Cole Petersen · 1 hour ago · 2 min read · Insights via Band Protocol
Craig Wright, the self-proclaimed creator of Bitcoin and BSV pioneer, claims that the future of Bitcoin lies in big data centers as it was never envisioned as a payment system that works outside of the law. In his latest blog post, Wright explained that the network should be controlled and secured by a small number of commercial entities and that freezing Bitcoins doesn’t go against its decentralization principles.

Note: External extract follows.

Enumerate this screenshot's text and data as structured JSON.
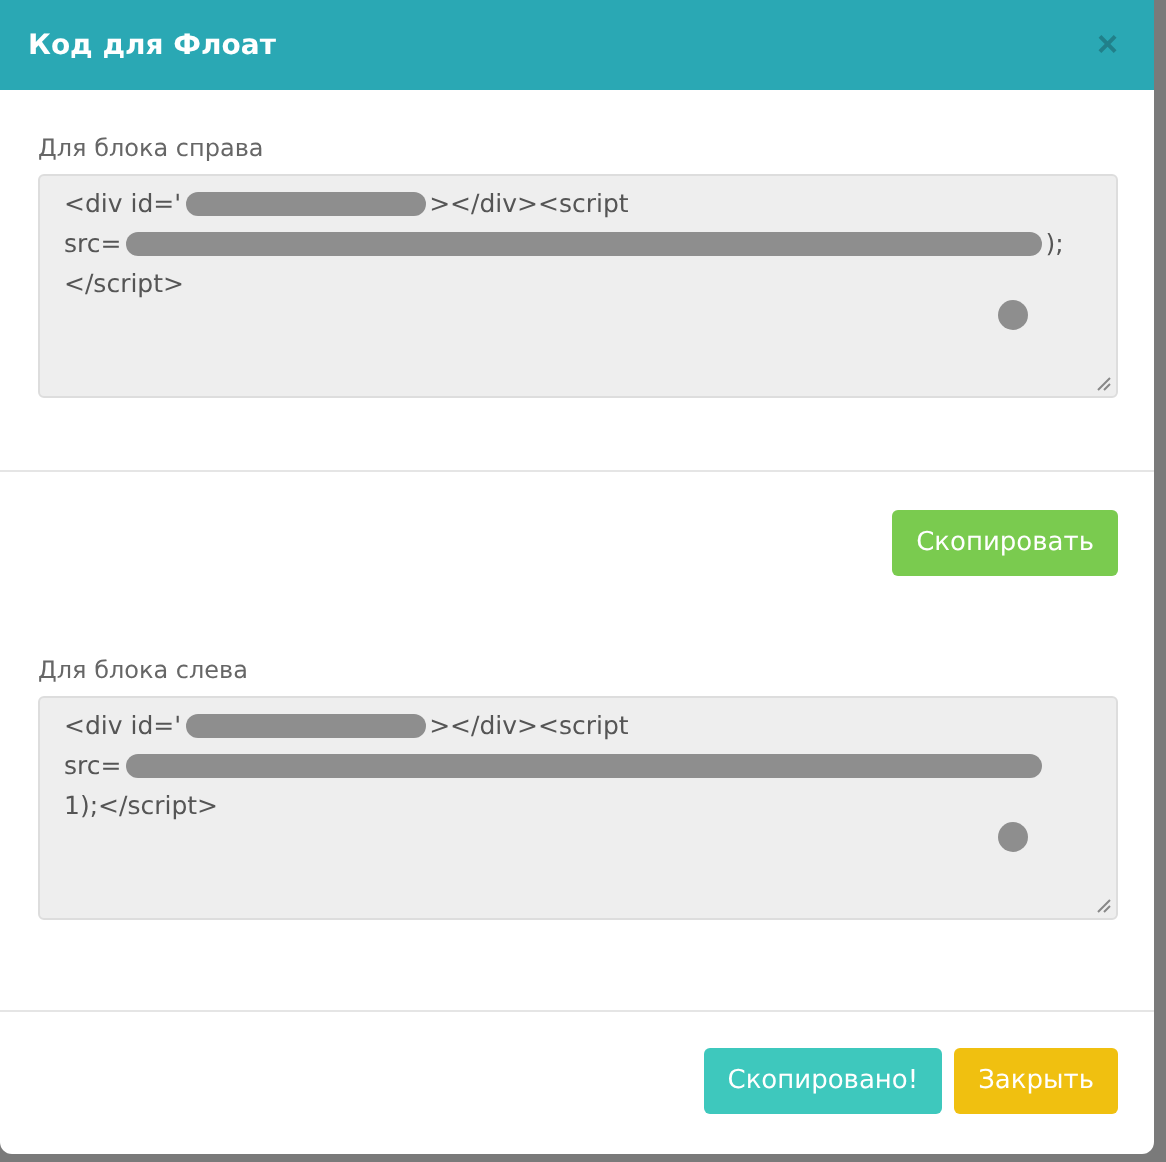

Wright dives deep into the issue of freezing bitcoins
Craig Wright, also the chief scientist at nChain, explored the issue of crime and money laundering within Bitcoin in his latest blog post. He argued that Bitcoin was not designed to be an uncensorable, immutable ledger of transactions, but rather an electronic peer-to-peer cash system with tokens that can be easily tracked and censored.

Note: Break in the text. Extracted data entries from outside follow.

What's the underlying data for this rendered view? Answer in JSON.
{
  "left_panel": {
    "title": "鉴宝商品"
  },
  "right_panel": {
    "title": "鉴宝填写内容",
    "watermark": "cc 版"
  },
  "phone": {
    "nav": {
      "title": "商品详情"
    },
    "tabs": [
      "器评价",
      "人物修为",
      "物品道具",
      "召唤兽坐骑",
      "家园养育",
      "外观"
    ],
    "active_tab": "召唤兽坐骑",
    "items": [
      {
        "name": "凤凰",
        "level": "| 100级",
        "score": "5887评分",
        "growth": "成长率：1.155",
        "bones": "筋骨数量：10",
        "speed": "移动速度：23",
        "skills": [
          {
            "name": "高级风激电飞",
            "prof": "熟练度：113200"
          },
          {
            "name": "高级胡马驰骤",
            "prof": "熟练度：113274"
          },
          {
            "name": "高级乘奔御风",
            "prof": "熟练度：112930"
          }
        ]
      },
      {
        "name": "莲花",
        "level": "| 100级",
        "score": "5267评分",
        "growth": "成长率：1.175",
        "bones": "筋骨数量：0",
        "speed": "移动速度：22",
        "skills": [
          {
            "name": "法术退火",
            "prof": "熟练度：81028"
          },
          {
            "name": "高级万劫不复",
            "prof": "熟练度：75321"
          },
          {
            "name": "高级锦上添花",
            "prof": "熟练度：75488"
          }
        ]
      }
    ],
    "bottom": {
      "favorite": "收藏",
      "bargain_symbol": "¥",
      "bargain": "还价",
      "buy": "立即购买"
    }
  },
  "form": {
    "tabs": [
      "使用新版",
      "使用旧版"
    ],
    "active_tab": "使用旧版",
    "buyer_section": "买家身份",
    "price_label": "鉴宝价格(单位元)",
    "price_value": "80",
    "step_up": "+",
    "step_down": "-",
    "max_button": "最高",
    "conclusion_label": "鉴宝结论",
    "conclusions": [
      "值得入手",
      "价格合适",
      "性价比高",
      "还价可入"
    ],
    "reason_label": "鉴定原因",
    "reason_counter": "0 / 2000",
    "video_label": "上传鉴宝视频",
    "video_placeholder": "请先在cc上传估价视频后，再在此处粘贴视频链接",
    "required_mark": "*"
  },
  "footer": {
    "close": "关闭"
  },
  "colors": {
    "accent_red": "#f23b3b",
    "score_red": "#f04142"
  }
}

“As a fungible digital token, Bitcoin perfectly aligns with all the rules of following and tracing.”
He explained that the introduction of the alert key in 2010, which enabled nodes, or miners, of illegal activity on the blockchain, is what allows bitcoins to be frozen. The alert key, he argued, does not require every single person running Bitcoin to hold, validate, or accept it. Instead, it only requires a small amount of “trusted” and powerful nodes to validate it.
This, Wright said, is in line for his original vision for Bitcoin—that it will ultimately end up in “large data centers,” not dispersed around the world across hundreds of thousands of nodes as proponents of Bitcoin Core believe.
Though Bitcoin remains to be dispersed around the world, the BSV pioneer might have Bitcoin SV ending up in centralized data centers.
Bitcoin’s fate lies in big data centers
According to Wright, Bitcoin’s maturity rate allows the nodes to easily freeze the coins they suspect were used in illicit activity. As coins found by a node are not valid to be spent until it is a certain number of blocks deep, this provides other nodes on the network time to orphan any block that contains frozen bitcoins that have been moved.
However, for this, a coordinated attack by majority miners is required and miners will be biting the hand which feeds them if they engage in such attacks.
He also claims that any node that builds upon a block containing bitcoins associated with a freezing order is also complicit in the illegal activity and is liable.
“Here lies the beauty of how Bitcoin grows at scale,” Wright wrote, adding that once Bitcoin reaches a high enough value, the system “always migrates towards data centers.”
“There is no other solution. A result is a small number of commercial entities that act to secure the network.”
He claims that BTC is not able to handle neither the number of transactions nor offer the security that BSV can.